To make your way go, the simplified solution would be this:
// Read old text
current, err := ioutil.ReadFile("text.txt")
// Standard input from keyboard
var userInput string
fmt.Scanln(&userInput)
// Append the new input to the old using builtin `append`
newContent := append(current, []byte(userInput)...)
// Now write the input back to file text.txt
err = ioutil.WriteFile("text.txt", newContent, 0666)
The last parameter of WriteFile is a flag which specifies the various options for
files. The higher bits are options like file type (os.ModeDir, for example) and the lower
bits represent the permissions in form of UNIX permissions (0666, in octal format, stands for user rw, group rw, others rw). See the documentation for more details.
Now that your code works, we can improve it.
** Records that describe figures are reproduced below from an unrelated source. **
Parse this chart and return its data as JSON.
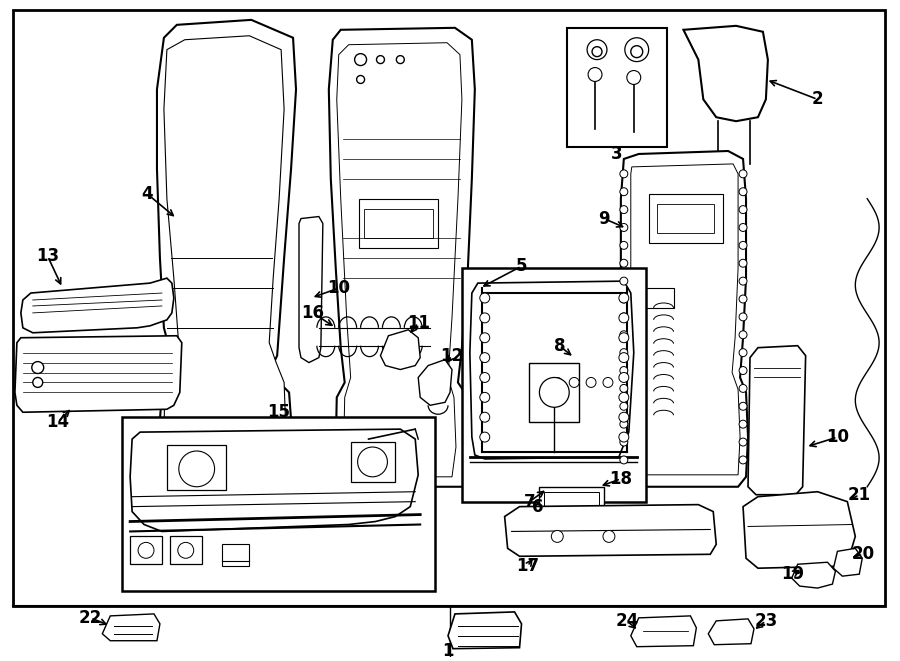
{
  "bg_color": "#ffffff",
  "line_color": "#000000",
  "label_color": "#000000",
  "figsize": [
    9.0,
    6.61
  ],
  "dpi": 100,
  "border": [
    10,
    10,
    878,
    600
  ],
  "label_fontsize": 12,
  "arrow_lw": 1.2
}
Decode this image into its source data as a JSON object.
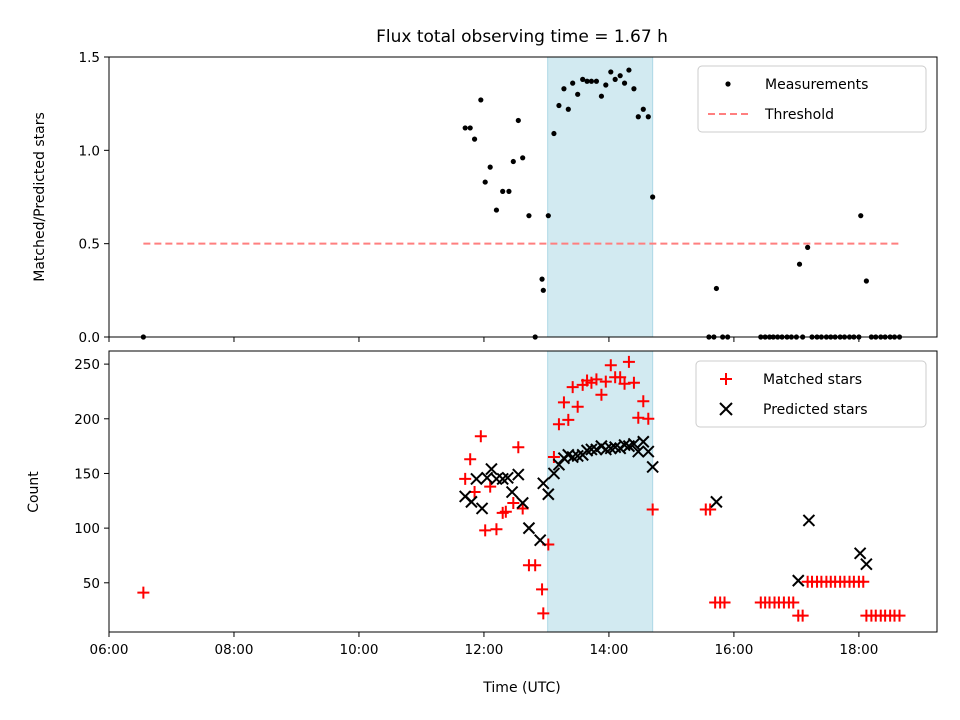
{
  "title": "Flux total observing time = 1.67 h",
  "colors": {
    "measurement": "#000000",
    "threshold": "#ff7f7f",
    "matched": "#ff0000",
    "predicted": "#000000",
    "highlight": "#add8e6"
  },
  "chart_data": [
    {
      "type": "scatter",
      "ylabel": "Matched/Predicted stars",
      "xlim": [
        6.0,
        19.25
      ],
      "ylim": [
        0,
        1.5
      ],
      "x_ticks": [
        6,
        8,
        10,
        12,
        14,
        16,
        18
      ],
      "y_ticks": [
        0,
        0.5,
        1.0,
        1.5
      ],
      "y_tick_labels": [
        "0.0",
        "0.5",
        "1.0",
        "1.5"
      ],
      "legend": [
        "Measurements",
        "Threshold"
      ],
      "legend_position": "top-right",
      "highlight_span": [
        13.02,
        14.7
      ],
      "threshold": {
        "value": 0.5,
        "x": [
          6.55,
          18.65
        ]
      },
      "series": [
        {
          "name": "Measurements",
          "points": [
            [
              6.55,
              0.0
            ],
            [
              11.7,
              1.12
            ],
            [
              11.78,
              1.12
            ],
            [
              11.85,
              1.06
            ],
            [
              11.95,
              1.27
            ],
            [
              12.02,
              0.83
            ],
            [
              12.1,
              0.91
            ],
            [
              12.2,
              0.68
            ],
            [
              12.3,
              0.78
            ],
            [
              12.4,
              0.78
            ],
            [
              12.47,
              0.94
            ],
            [
              12.55,
              1.16
            ],
            [
              12.62,
              0.96
            ],
            [
              12.72,
              0.65
            ],
            [
              12.82,
              0.0
            ],
            [
              12.93,
              0.31
            ],
            [
              12.95,
              0.25
            ],
            [
              13.03,
              0.65
            ],
            [
              13.12,
              1.09
            ],
            [
              13.2,
              1.24
            ],
            [
              13.28,
              1.33
            ],
            [
              13.35,
              1.22
            ],
            [
              13.42,
              1.36
            ],
            [
              13.5,
              1.3
            ],
            [
              13.58,
              1.38
            ],
            [
              13.65,
              1.37
            ],
            [
              13.72,
              1.37
            ],
            [
              13.8,
              1.37
            ],
            [
              13.88,
              1.29
            ],
            [
              13.95,
              1.35
            ],
            [
              14.03,
              1.42
            ],
            [
              14.1,
              1.38
            ],
            [
              14.18,
              1.4
            ],
            [
              14.25,
              1.36
            ],
            [
              14.32,
              1.43
            ],
            [
              14.4,
              1.33
            ],
            [
              14.47,
              1.18
            ],
            [
              14.55,
              1.22
            ],
            [
              14.63,
              1.18
            ],
            [
              14.7,
              0.75
            ],
            [
              15.6,
              0.0
            ],
            [
              15.68,
              0.0
            ],
            [
              15.72,
              0.26
            ],
            [
              15.82,
              0.0
            ],
            [
              15.9,
              0.0
            ],
            [
              16.43,
              0.0
            ],
            [
              16.5,
              0.0
            ],
            [
              16.57,
              0.0
            ],
            [
              16.63,
              0.0
            ],
            [
              16.7,
              0.0
            ],
            [
              16.77,
              0.0
            ],
            [
              16.85,
              0.0
            ],
            [
              16.92,
              0.0
            ],
            [
              17.0,
              0.0
            ],
            [
              17.05,
              0.39
            ],
            [
              17.1,
              0.0
            ],
            [
              17.18,
              0.48
            ],
            [
              17.25,
              0.0
            ],
            [
              17.33,
              0.0
            ],
            [
              17.4,
              0.0
            ],
            [
              17.48,
              0.0
            ],
            [
              17.55,
              0.0
            ],
            [
              17.62,
              0.0
            ],
            [
              17.7,
              0.0
            ],
            [
              17.77,
              0.0
            ],
            [
              17.85,
              0.0
            ],
            [
              17.92,
              0.0
            ],
            [
              18.0,
              0.0
            ],
            [
              18.03,
              0.65
            ],
            [
              18.12,
              0.3
            ],
            [
              18.2,
              0.0
            ],
            [
              18.27,
              0.0
            ],
            [
              18.35,
              0.0
            ],
            [
              18.42,
              0.0
            ],
            [
              18.5,
              0.0
            ],
            [
              18.57,
              0.0
            ],
            [
              18.65,
              0.0
            ]
          ]
        }
      ]
    },
    {
      "type": "scatter",
      "xlabel": "Time (UTC)",
      "ylabel": "Count",
      "xlim": [
        6.0,
        19.25
      ],
      "ylim": [
        5,
        262
      ],
      "x_ticks": [
        6,
        8,
        10,
        12,
        14,
        16,
        18
      ],
      "x_tick_labels": [
        "06:00",
        "08:00",
        "10:00",
        "12:00",
        "14:00",
        "16:00",
        "18:00"
      ],
      "y_ticks": [
        50,
        100,
        150,
        200,
        250
      ],
      "legend": [
        "Matched stars",
        "Predicted stars"
      ],
      "legend_position": "top-right",
      "highlight_span": [
        13.02,
        14.7
      ],
      "series": [
        {
          "name": "Matched stars",
          "points": [
            [
              6.55,
              41
            ],
            [
              11.7,
              145
            ],
            [
              11.78,
              163
            ],
            [
              11.85,
              133
            ],
            [
              11.95,
              184
            ],
            [
              12.02,
              98
            ],
            [
              12.1,
              138
            ],
            [
              12.2,
              99
            ],
            [
              12.3,
              114
            ],
            [
              12.35,
              115
            ],
            [
              12.47,
              123
            ],
            [
              12.55,
              174
            ],
            [
              12.62,
              118
            ],
            [
              12.72,
              66
            ],
            [
              12.82,
              66
            ],
            [
              12.93,
              44
            ],
            [
              12.95,
              22
            ],
            [
              13.03,
              85
            ],
            [
              13.12,
              165
            ],
            [
              13.2,
              195
            ],
            [
              13.28,
              215
            ],
            [
              13.35,
              199
            ],
            [
              13.42,
              229
            ],
            [
              13.5,
              211
            ],
            [
              13.58,
              231
            ],
            [
              13.65,
              235
            ],
            [
              13.72,
              233
            ],
            [
              13.8,
              236
            ],
            [
              13.88,
              222
            ],
            [
              13.95,
              234
            ],
            [
              14.03,
              249
            ],
            [
              14.1,
              238
            ],
            [
              14.18,
              238
            ],
            [
              14.25,
              232
            ],
            [
              14.32,
              252
            ],
            [
              14.4,
              233
            ],
            [
              14.47,
              201
            ],
            [
              14.55,
              216
            ],
            [
              14.63,
              200
            ],
            [
              14.7,
              117
            ],
            [
              15.55,
              117
            ],
            [
              15.62,
              117
            ],
            [
              15.7,
              32
            ],
            [
              15.78,
              32
            ],
            [
              15.85,
              32
            ],
            [
              16.43,
              32
            ],
            [
              16.5,
              32
            ],
            [
              16.57,
              32
            ],
            [
              16.65,
              32
            ],
            [
              16.72,
              32
            ],
            [
              16.8,
              32
            ],
            [
              16.88,
              32
            ],
            [
              16.95,
              32
            ],
            [
              17.03,
              20
            ],
            [
              17.1,
              20
            ],
            [
              17.18,
              51
            ],
            [
              17.25,
              51
            ],
            [
              17.33,
              51
            ],
            [
              17.4,
              51
            ],
            [
              17.48,
              51
            ],
            [
              17.55,
              51
            ],
            [
              17.62,
              51
            ],
            [
              17.7,
              51
            ],
            [
              17.77,
              51
            ],
            [
              17.85,
              51
            ],
            [
              17.92,
              51
            ],
            [
              18.0,
              51
            ],
            [
              18.07,
              51
            ],
            [
              18.12,
              20
            ],
            [
              18.2,
              20
            ],
            [
              18.27,
              20
            ],
            [
              18.35,
              20
            ],
            [
              18.42,
              20
            ],
            [
              18.5,
              20
            ],
            [
              18.57,
              20
            ],
            [
              18.65,
              20
            ]
          ]
        },
        {
          "name": "Predicted stars",
          "points": [
            [
              11.7,
              129
            ],
            [
              11.8,
              124
            ],
            [
              11.88,
              145
            ],
            [
              11.97,
              118
            ],
            [
              12.05,
              146
            ],
            [
              12.12,
              154
            ],
            [
              12.2,
              145
            ],
            [
              12.3,
              145
            ],
            [
              12.38,
              146
            ],
            [
              12.45,
              133
            ],
            [
              12.55,
              149
            ],
            [
              12.62,
              123
            ],
            [
              12.72,
              100
            ],
            [
              12.9,
              89
            ],
            [
              12.95,
              141
            ],
            [
              13.03,
              131
            ],
            [
              13.12,
              150
            ],
            [
              13.2,
              158
            ],
            [
              13.28,
              164
            ],
            [
              13.35,
              167
            ],
            [
              13.42,
              165
            ],
            [
              13.5,
              166
            ],
            [
              13.58,
              167
            ],
            [
              13.65,
              171
            ],
            [
              13.72,
              172
            ],
            [
              13.8,
              172
            ],
            [
              13.88,
              175
            ],
            [
              13.95,
              172
            ],
            [
              14.03,
              173
            ],
            [
              14.1,
              174
            ],
            [
              14.18,
              173
            ],
            [
              14.25,
              176
            ],
            [
              14.32,
              175
            ],
            [
              14.4,
              177
            ],
            [
              14.47,
              170
            ],
            [
              14.55,
              179
            ],
            [
              14.63,
              170
            ],
            [
              14.7,
              156
            ],
            [
              15.72,
              124
            ],
            [
              17.03,
              52
            ],
            [
              17.2,
              107
            ],
            [
              18.02,
              77
            ],
            [
              18.12,
              67
            ]
          ]
        }
      ]
    }
  ]
}
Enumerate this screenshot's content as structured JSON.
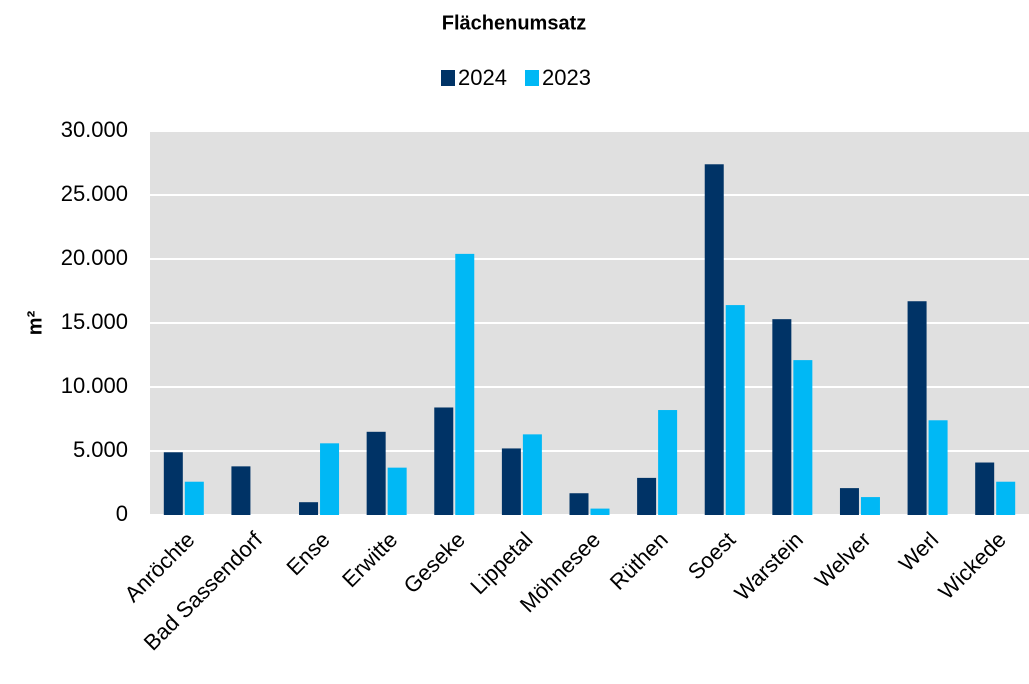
{
  "chart_data": {
    "type": "bar",
    "title": "Flächenumsatz",
    "y_label": "m²",
    "categories": [
      "Anröchte",
      "Bad Sassendorf",
      "Ense",
      "Erwitte",
      "Geseke",
      "Lippetal",
      "Möhnesee",
      "Rüthen",
      "Soest",
      "Warstein",
      "Welver",
      "Werl",
      "Wickede"
    ],
    "series": [
      {
        "name": "2024",
        "color": "#003366",
        "values": [
          4900,
          3800,
          1000,
          6500,
          8400,
          5200,
          1700,
          2900,
          27400,
          15300,
          2100,
          16700,
          4100
        ]
      },
      {
        "name": "2023",
        "color": "#00b8f5",
        "values": [
          2600,
          0,
          5600,
          3700,
          20400,
          6300,
          500,
          8200,
          16400,
          12100,
          1400,
          7400,
          2600
        ]
      }
    ],
    "ylim": [
      0,
      30000
    ],
    "yticks": [
      0,
      {
        "value": 5000,
        "label": "5.000"
      },
      {
        "value": 10000,
        "label": "10.000"
      },
      {
        "value": 15000,
        "label": "15.000"
      },
      {
        "value": 20000,
        "label": "20.000"
      },
      {
        "value": 25000,
        "label": "25.000"
      },
      {
        "value": 30000,
        "label": "30.000"
      }
    ],
    "grid": true,
    "legend": "top"
  }
}
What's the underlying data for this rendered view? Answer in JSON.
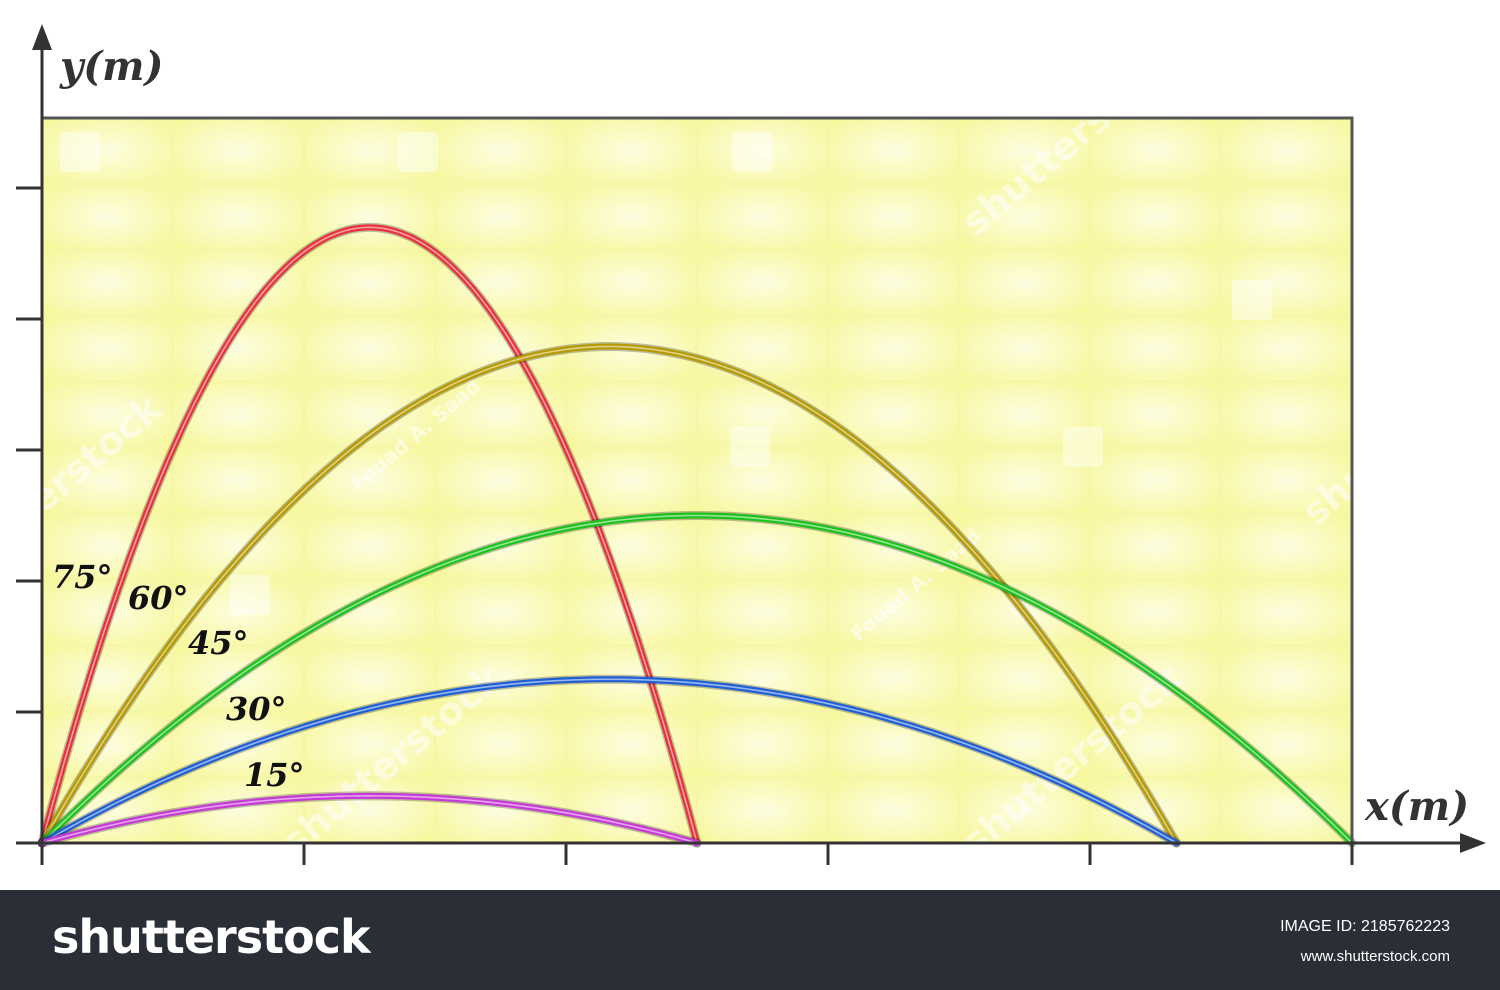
{
  "chart_data": {
    "type": "line",
    "x_axis_label": "x(m)",
    "y_axis_label": "y(m)",
    "xlim": [
      0,
      5
    ],
    "ylim": [
      0,
      5.5
    ],
    "x_ticks": [
      0,
      1,
      2,
      3,
      4,
      5
    ],
    "y_ticks": [
      0,
      1,
      2,
      3,
      4,
      5
    ],
    "tick_labels_shown": false,
    "background": "yellow tiled grid",
    "series": [
      {
        "name": "75°",
        "color": "#e8313a",
        "launch_angle_deg": 75,
        "range": 2.5,
        "peak_x": 1.25,
        "peak_y": 4.7
      },
      {
        "name": "60°",
        "color": "#b59a00",
        "launch_angle_deg": 60,
        "range": 4.33,
        "peak_x": 2.17,
        "peak_y": 3.79
      },
      {
        "name": "45°",
        "color": "#1cc21c",
        "launch_angle_deg": 45,
        "range": 5.0,
        "peak_x": 2.5,
        "peak_y": 2.5
      },
      {
        "name": "30°",
        "color": "#1f5fd6",
        "launch_angle_deg": 30,
        "range": 4.33,
        "peak_x": 2.17,
        "peak_y": 1.25
      },
      {
        "name": "15°",
        "color": "#c53ad6",
        "launch_angle_deg": 15,
        "range": 2.5,
        "peak_x": 1.25,
        "peak_y": 0.36
      }
    ]
  },
  "watermarks": {
    "brand": "shutterstock",
    "author": "Fouad A. Saad"
  },
  "footer": {
    "logo": "shutterstock",
    "image_id": "IMAGE ID: 2185762223",
    "site": "www.shutterstock.com"
  }
}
For example by keeping the file open
instead of opening it twice:
// Open the file for read and write (O_RDRW), append to it if it has
// content, create it if it does not exit, use 0666 for permissions
// on creation.
file, err := os.OpenFile("text.txt", os.O_RDWR|os.O_APPEND|os.O_CREATE, 0666)
// Close the file when the surrounding function exists
defer file.Close()
// Read old content
current, err := ioutil.ReadAll(file)
// Do something with that old content, for example, print it
fmt.Println(string(current))
// Standard input from keyboard
var userInput string
fmt.Scanln(&userInput)
// Now write the input back to file text.txt
_, err = file.WriteString(userInput)
The magic here is, that you use the flag os.O_APPEND while opening the file,
which makes file.WriteString() append. Note that you need to close the file after
opening it, which we do after the function exists using the defer keyword.